Going to work, doing clinical rotations and seeing patients “takes my mind off of things,” she said.
Though DACA changed her life — she was able to work, drive and volunteer at places she’d previously had to skip because they asked for a Social Security number — most people don’t realize the complexity of how immigration policy can affect one family.
In her family’s case, even if politicians find a solution for those like her, who were brought into the country without legal documentation as minors, “what about my father?” she asked.

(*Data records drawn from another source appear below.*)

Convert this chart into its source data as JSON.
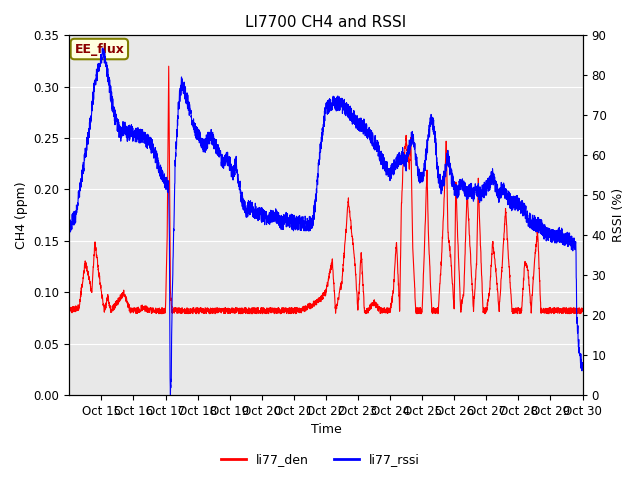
{
  "title": "LI7700 CH4 and RSSI",
  "xlabel": "Time",
  "ylabel_left": "CH4 (ppm)",
  "ylabel_right": "RSSI (%)",
  "ylim_left": [
    0.0,
    0.35
  ],
  "ylim_right": [
    0,
    90
  ],
  "yticks_left": [
    0.0,
    0.05,
    0.1,
    0.15,
    0.2,
    0.25,
    0.3,
    0.35
  ],
  "yticks_right": [
    0,
    10,
    20,
    30,
    40,
    50,
    60,
    70,
    80,
    90
  ],
  "xtick_positions": [
    15,
    16,
    17,
    18,
    19,
    20,
    21,
    22,
    23,
    24,
    25,
    26,
    27,
    28,
    29,
    30
  ],
  "xtick_labels": [
    "Oct 15",
    "Oct 16",
    "Oct 17",
    "Oct 18",
    "Oct 19",
    "Oct 20",
    "Oct 21",
    "Oct 22",
    "Oct 23",
    "Oct 24",
    "Oct 25",
    "Oct 26",
    "Oct 27",
    "Oct 28",
    "Oct 29",
    "Oct 30"
  ],
  "color_den": "#ff0000",
  "color_rssi": "#0000ff",
  "legend_labels": [
    "li77_den",
    "li77_rssi"
  ],
  "annotation_text": "EE_flux",
  "bg_color": "#e8e8e8",
  "linewidth": 0.8,
  "title_fontsize": 11,
  "label_fontsize": 9,
  "tick_fontsize": 8.5
}
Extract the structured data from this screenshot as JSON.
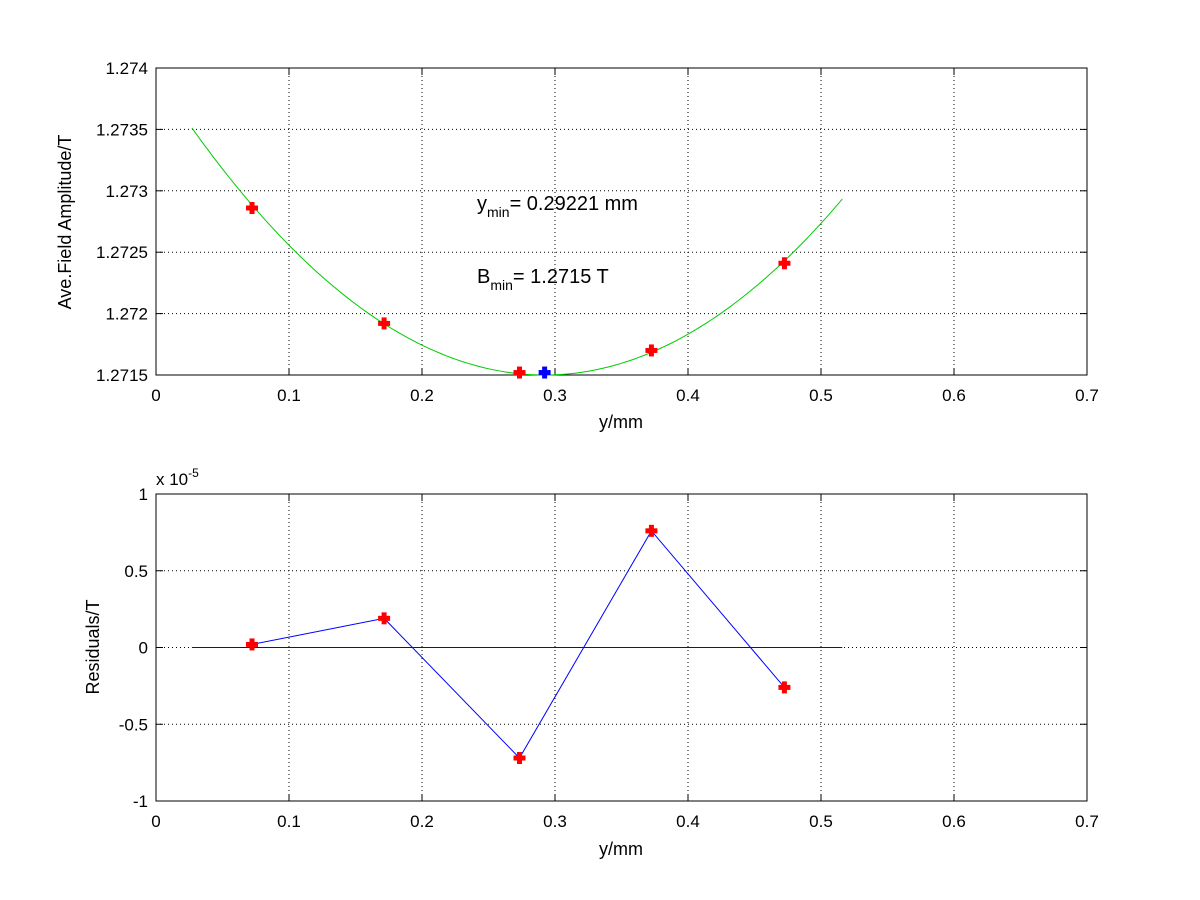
{
  "chart_data": [
    {
      "type": "line",
      "xlabel": "y/mm",
      "ylabel": "Ave.Field Amplitude/T",
      "xlim": [
        0,
        0.7
      ],
      "ylim": [
        1.2715,
        1.274
      ],
      "grid": true,
      "xticks": [
        "0",
        "0.1",
        "0.2",
        "0.3",
        "0.4",
        "0.5",
        "0.6",
        "0.7"
      ],
      "yticks": [
        "1.2715",
        "1.272",
        "1.2725",
        "1.273",
        "1.2735",
        "1.274"
      ],
      "fit_curve": {
        "color": "#00cc00",
        "x_range": [
          0.027,
          0.516
        ],
        "vertex": [
          0.29221,
          1.2715
        ],
        "a": 0.0286
      },
      "series": [
        {
          "marker": "plus",
          "color": "#ff0000",
          "x": [
            0.0722,
            0.1715,
            0.2733,
            0.3725,
            0.4725
          ],
          "y": [
            1.27286,
            1.27192,
            1.27152,
            1.2717,
            1.27241
          ]
        },
        {
          "marker": "plus",
          "color": "#0000ff",
          "x": [
            0.2922
          ],
          "y": [
            1.27152
          ]
        }
      ],
      "annotations": [
        {
          "main": "y",
          "sub": "min",
          "rest": "= 0.29221 mm"
        },
        {
          "main": "B",
          "sub": "min",
          "rest": "= 1.2715 T"
        }
      ]
    },
    {
      "type": "line",
      "xlabel": "y/mm",
      "ylabel": "Residuals/T",
      "xlim": [
        0,
        0.7
      ],
      "ylim": [
        -1,
        1
      ],
      "grid": true,
      "scale_prefix": "x 10",
      "scale_exponent": "-5",
      "xticks": [
        "0",
        "0.1",
        "0.2",
        "0.3",
        "0.4",
        "0.5",
        "0.6",
        "0.7"
      ],
      "yticks": [
        "-1",
        "-0.5",
        "0",
        "0.5",
        "1"
      ],
      "zero_line": {
        "color": "#0000ff",
        "x_range": [
          0.027,
          0.516
        ],
        "y": 0
      },
      "series": [
        {
          "marker": "plus",
          "color": "#ff0000",
          "line_color": "#0000ff",
          "x": [
            0.0722,
            0.1715,
            0.2733,
            0.3725,
            0.4725
          ],
          "y": [
            0.02,
            0.19,
            -0.72,
            0.76,
            -0.26
          ]
        }
      ]
    }
  ]
}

“I could fix my status but what about my father?” she said. “It’s a personal problem and an issue in my life.”
Though the adults who brought them to the U.S. are often painted in a bad light, the only thing they’re guilty of is trying to provide a better life for their family, she said, and that’s why she’s fighting to free her father.
“He wanted us to take advantage of the opportunities he didn’t get,” she said.
In his absence, she’s trying to maintain his optimism and help her 19-year-old sister with the uncertainty of the moment.
“It causes an extreme amount of stress and emotional toll on my youngest sister,” she said. “What can you say that will make her feel better? There is absolutely nothing I could tell her, other than that at least he is healthy and hopefully we’ll get to see him in the future. … How can I console her? It’s difficult to stay strong especially because my dad has been a foundation for us and now he’s being taken away from us.”